La potestà genitoriale di Nathan e Cate resta sospesa, ma le conclusioni della perizia non sono definitive. Indicano, piuttosto, un percorso che potrebbe portare — se seguito con una volontà differente da quella mostrata negli ultimi 19 mesi — a una famiglia riunita «sotto osservazione». Per ora, resta una valutazione negativa.
Nei cinque colloqui, i genitori hanno mostrato «competenze attualmente inadeguate» seppur «suscettibili di recupero». Per tutelare i diritti dei minori all’istruzione, alla salute e alla socializzazione, «si ritiene opportuno che i bambini restino in casa famiglia», la struttura di Vasto.
L’attuale collocamento, «pur temporaneo», si configura «come adeguato e protettivo», i tre piccoli «sono ben inseriti, partecipano alla socializzazione, frequentano i momenti scolastici interni e seguono», vuole sottolineare la consulenza tecnica, «un’alimentazione vegana che mantiene le loro abitudini».

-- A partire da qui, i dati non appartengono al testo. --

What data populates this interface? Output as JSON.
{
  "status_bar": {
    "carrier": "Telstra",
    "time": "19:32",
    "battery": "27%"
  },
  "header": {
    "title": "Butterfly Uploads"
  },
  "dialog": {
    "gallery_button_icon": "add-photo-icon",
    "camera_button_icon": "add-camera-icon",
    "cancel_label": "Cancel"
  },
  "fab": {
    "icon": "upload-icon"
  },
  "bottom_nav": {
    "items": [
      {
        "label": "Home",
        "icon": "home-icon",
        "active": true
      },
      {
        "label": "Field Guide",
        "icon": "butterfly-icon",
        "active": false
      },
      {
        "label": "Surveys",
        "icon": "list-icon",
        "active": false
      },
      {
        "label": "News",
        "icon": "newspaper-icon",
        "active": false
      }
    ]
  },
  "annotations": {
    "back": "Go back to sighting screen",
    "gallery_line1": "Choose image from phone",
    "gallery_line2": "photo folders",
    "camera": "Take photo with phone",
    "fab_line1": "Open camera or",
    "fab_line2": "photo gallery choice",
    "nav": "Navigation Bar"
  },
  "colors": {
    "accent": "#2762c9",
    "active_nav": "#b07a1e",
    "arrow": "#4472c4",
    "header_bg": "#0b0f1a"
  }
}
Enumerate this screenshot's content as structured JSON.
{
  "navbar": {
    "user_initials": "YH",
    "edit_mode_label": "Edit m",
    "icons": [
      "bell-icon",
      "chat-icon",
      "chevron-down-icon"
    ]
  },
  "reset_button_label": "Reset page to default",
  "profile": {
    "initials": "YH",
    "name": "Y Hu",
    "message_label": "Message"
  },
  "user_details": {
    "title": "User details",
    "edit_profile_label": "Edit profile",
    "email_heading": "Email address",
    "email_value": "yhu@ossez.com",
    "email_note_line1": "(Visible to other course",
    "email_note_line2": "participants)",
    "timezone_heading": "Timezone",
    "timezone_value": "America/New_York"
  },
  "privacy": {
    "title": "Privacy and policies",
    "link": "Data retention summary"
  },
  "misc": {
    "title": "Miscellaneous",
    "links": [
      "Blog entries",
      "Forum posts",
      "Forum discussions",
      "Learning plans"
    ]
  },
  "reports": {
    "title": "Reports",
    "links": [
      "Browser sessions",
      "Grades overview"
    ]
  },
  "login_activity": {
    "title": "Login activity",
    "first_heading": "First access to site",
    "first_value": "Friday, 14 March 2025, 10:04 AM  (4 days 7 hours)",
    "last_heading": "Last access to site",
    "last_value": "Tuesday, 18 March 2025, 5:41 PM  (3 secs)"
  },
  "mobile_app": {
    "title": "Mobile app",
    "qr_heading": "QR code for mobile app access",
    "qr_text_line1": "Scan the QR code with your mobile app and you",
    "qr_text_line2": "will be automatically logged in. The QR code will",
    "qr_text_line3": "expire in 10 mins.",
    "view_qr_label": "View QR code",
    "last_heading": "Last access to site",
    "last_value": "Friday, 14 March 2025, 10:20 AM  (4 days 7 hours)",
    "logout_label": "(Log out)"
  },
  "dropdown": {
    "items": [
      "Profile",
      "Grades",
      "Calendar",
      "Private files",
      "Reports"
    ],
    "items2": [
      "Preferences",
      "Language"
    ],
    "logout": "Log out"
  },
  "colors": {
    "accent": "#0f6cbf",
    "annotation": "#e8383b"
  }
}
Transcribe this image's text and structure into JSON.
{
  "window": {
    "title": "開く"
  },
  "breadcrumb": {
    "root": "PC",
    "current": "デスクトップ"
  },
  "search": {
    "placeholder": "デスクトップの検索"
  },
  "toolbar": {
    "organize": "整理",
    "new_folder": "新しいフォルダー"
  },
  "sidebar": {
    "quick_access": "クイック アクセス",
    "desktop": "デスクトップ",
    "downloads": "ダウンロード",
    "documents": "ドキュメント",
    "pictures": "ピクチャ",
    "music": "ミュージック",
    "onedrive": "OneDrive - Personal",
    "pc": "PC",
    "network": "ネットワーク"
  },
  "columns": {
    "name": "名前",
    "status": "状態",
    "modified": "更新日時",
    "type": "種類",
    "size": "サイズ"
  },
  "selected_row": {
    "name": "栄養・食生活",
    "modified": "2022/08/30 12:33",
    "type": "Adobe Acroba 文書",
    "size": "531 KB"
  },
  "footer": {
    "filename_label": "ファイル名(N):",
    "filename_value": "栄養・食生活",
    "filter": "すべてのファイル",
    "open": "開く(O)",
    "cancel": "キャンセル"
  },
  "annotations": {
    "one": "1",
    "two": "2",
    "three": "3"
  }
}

Nathan e Cate dovranno accettare «un supporto psico-educativo» che ha come obiettivo quello di consentire ai genitori di «saper riconoscere i bisogni dei loro figli». Gli incontri tra la madre e i bambini — l’ultimo è stato un fallimento — potranno riprendere «in un luogo neutro e protetto». Come il centro di Monteodorisio.
Il padre può continuare a vedere i minori e se, al termine del periodo di osservazione, i risultati saranno «privi di criticità», si passerà a incontri liberi di due ore, anche fuori dalla casa famiglia, e, ancora, in modo graduale, il padre potrà arrivare a vedere i tre bimbi senza vincoli nel fine settimana
Solo dopo questa fase, di fronte a relazioni di tutrice, curatrice e assistente sociale senza controindicazioni, «sarà possibile un ricongiungimento familiare», affiancato da «un intervento educativo domiciliare di 4-6 ore a settimana».
Chi lavora su questo caso è rimasto colpito dal fatto che i bambini non riconoscano nella madre «una figura adulta». Si assiste, attraverso i test, «a una rappresentazione instabile, incoerente, con età non congrue» della famiglia e si intravvedono figure genitoriali «immature e poco strutturate»
Per i bambini il padre e la madre «hanno dieci anni». E nel disegno della “famiglia immaginaria”, ci sono solo animali, «segno di una sofferenza».